Philip Grözinger’s paintings show sinister worlds awash with bright color. His pictorial universe is often set in a post-apocalyptic atmosphere populated by hybrid creatures and loaded with artefacts of an erstwhile civilization. For ALAC we show a body of new works in which Grözinger continues exploring his dystopian scapes. Grözinger realizes these paintings in an abstract narrative, always true to the material qualities of the painting, working in bright colors, pastos-stalked oil, pastel crayons, and spray paint on canvas. On occasion the paint is laid on impasto and finger-thick, then either spread out carefully anew or scraped away. At times, the various surface structures produced in this manner allow the paint itself to become another alien object and an intrinsic part of the image.

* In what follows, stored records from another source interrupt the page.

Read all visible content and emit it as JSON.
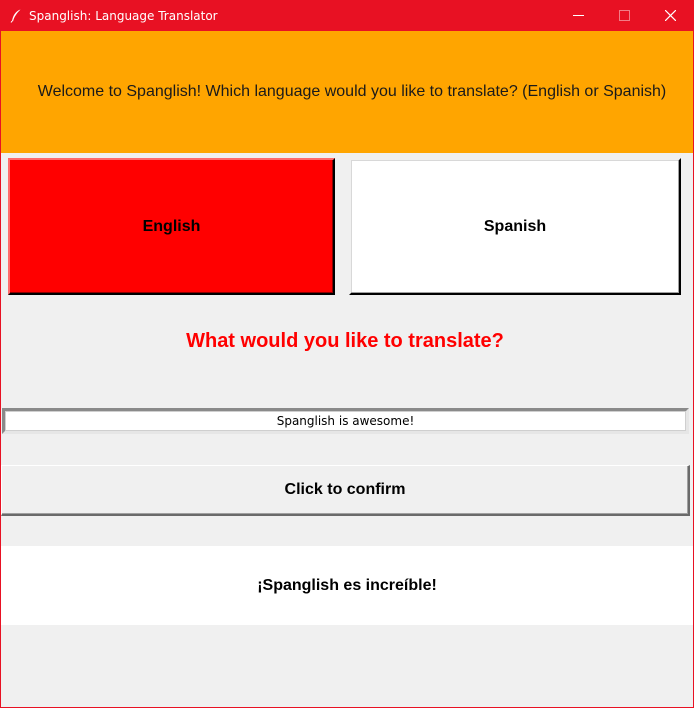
{
  "window": {
    "title": "Spanglish: Language Translator",
    "accent_color": "#e81123",
    "icon": "feather-icon",
    "controls": [
      "minimize-icon",
      "maximize-icon",
      "close-icon"
    ]
  },
  "banner": {
    "text": "Welcome to Spanglish! Which language would you like to translate? (English or Spanish)",
    "background": "#ffa500"
  },
  "languages": {
    "english_label": "English",
    "spanish_label": "Spanish",
    "selected": "English",
    "selected_color": "#ff0000"
  },
  "prompt": {
    "text": "What would you like to translate?",
    "color": "#ff0000"
  },
  "input": {
    "value": "Spanglish is awesome!"
  },
  "confirm": {
    "label": "Click to confirm"
  },
  "result": {
    "text": "¡Spanglish es increíble!"
  }
}
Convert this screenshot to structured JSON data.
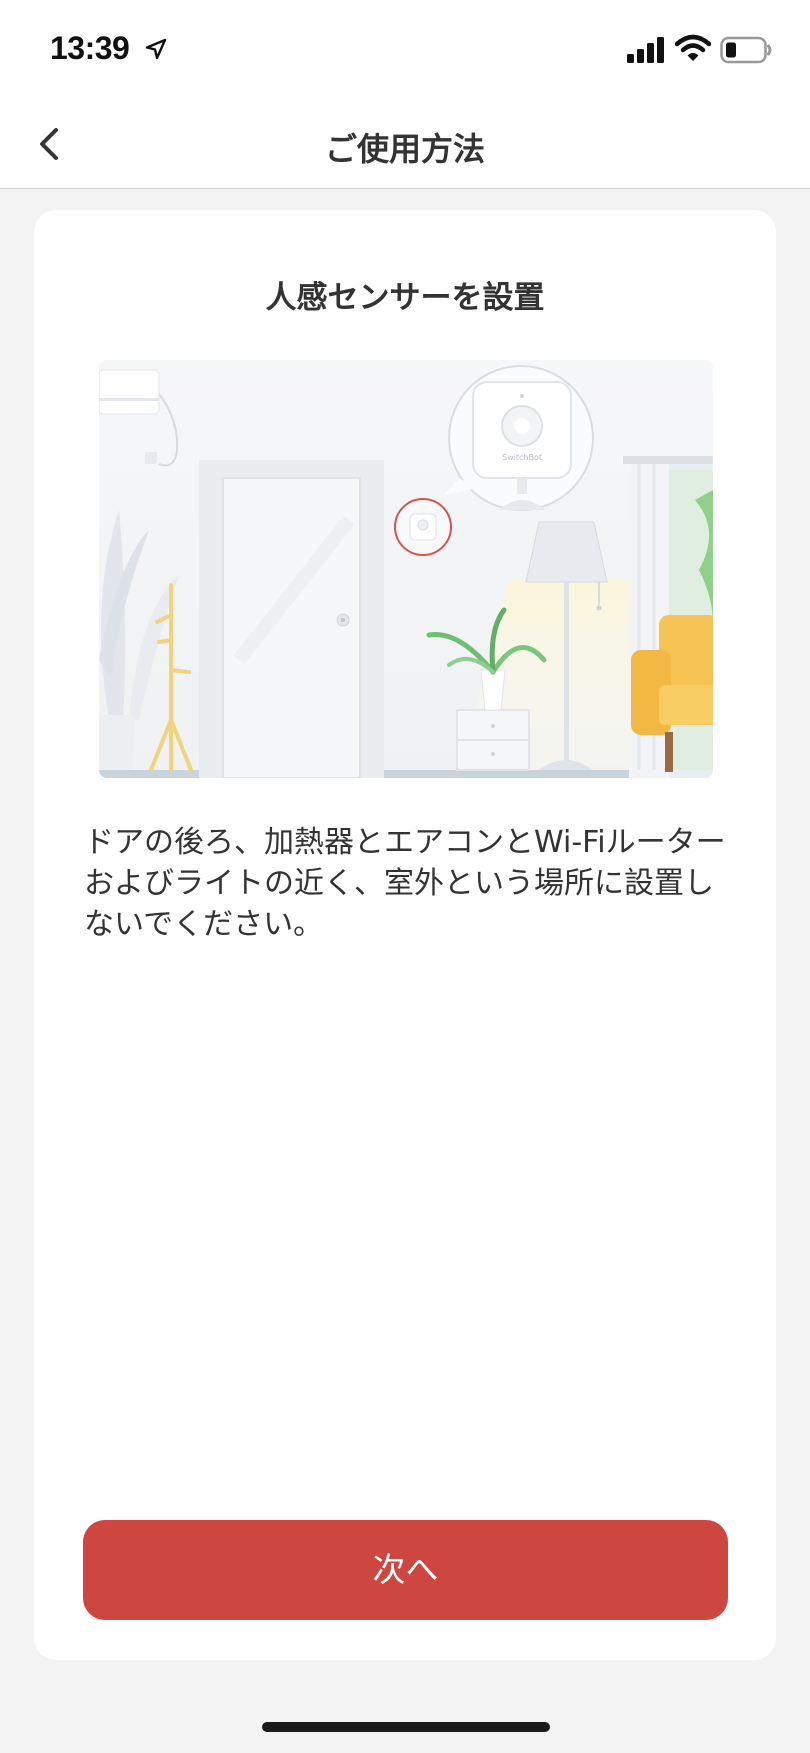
{
  "status": {
    "time": "13:39",
    "icons": [
      "location-arrow-icon",
      "cellular-signal-icon",
      "wifi-icon",
      "battery-icon"
    ]
  },
  "nav": {
    "title": "ご使用方法",
    "back_icon": "chevron-left-icon"
  },
  "card": {
    "title": "人感センサーを設置",
    "illustration": {
      "device_label": "SwitchBot"
    },
    "description": "ドアの後ろ、加熱器とエアコンとWi-Fiルーターおよびライトの近く、室外という場所に設置しないでください。",
    "next_button": "次へ"
  },
  "colors": {
    "accent": "#cd4740",
    "background": "#f3f3f3",
    "card": "#ffffff",
    "text": "#333333"
  }
}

For the series of works, that Jacob Jessen is showing at ALAC, he has involved the Japanese glass company ’Nippon Electric Glass’, a major producer of glass substrate, the main component of LCD and touch screens. In this series, Jessen is redirecting the glass substrate from a commercial production to be exposed to an artistic analogue process of coating, transforming the transparency of the glass, its main function, with colored peel off lacquer used for coating cars. In this way Jessen has specifically worked with the materials and technologies that frame and form the passages to the digital world. Through this last physical threshold to virtual reality, Jessen seeks to create a physically oriented experience of our virtual schizoid reality, by ’re-directing’ the elements from their intended technological functionality to a kind of new material quality.
These different body of works complement each other well, as the two artists share a concept of humanity and schizoid reality, and aesthetically Jessen’s small monochromatic works punctuate Grözinger’s paintings in their shared colorful and painterly qualities and expressions.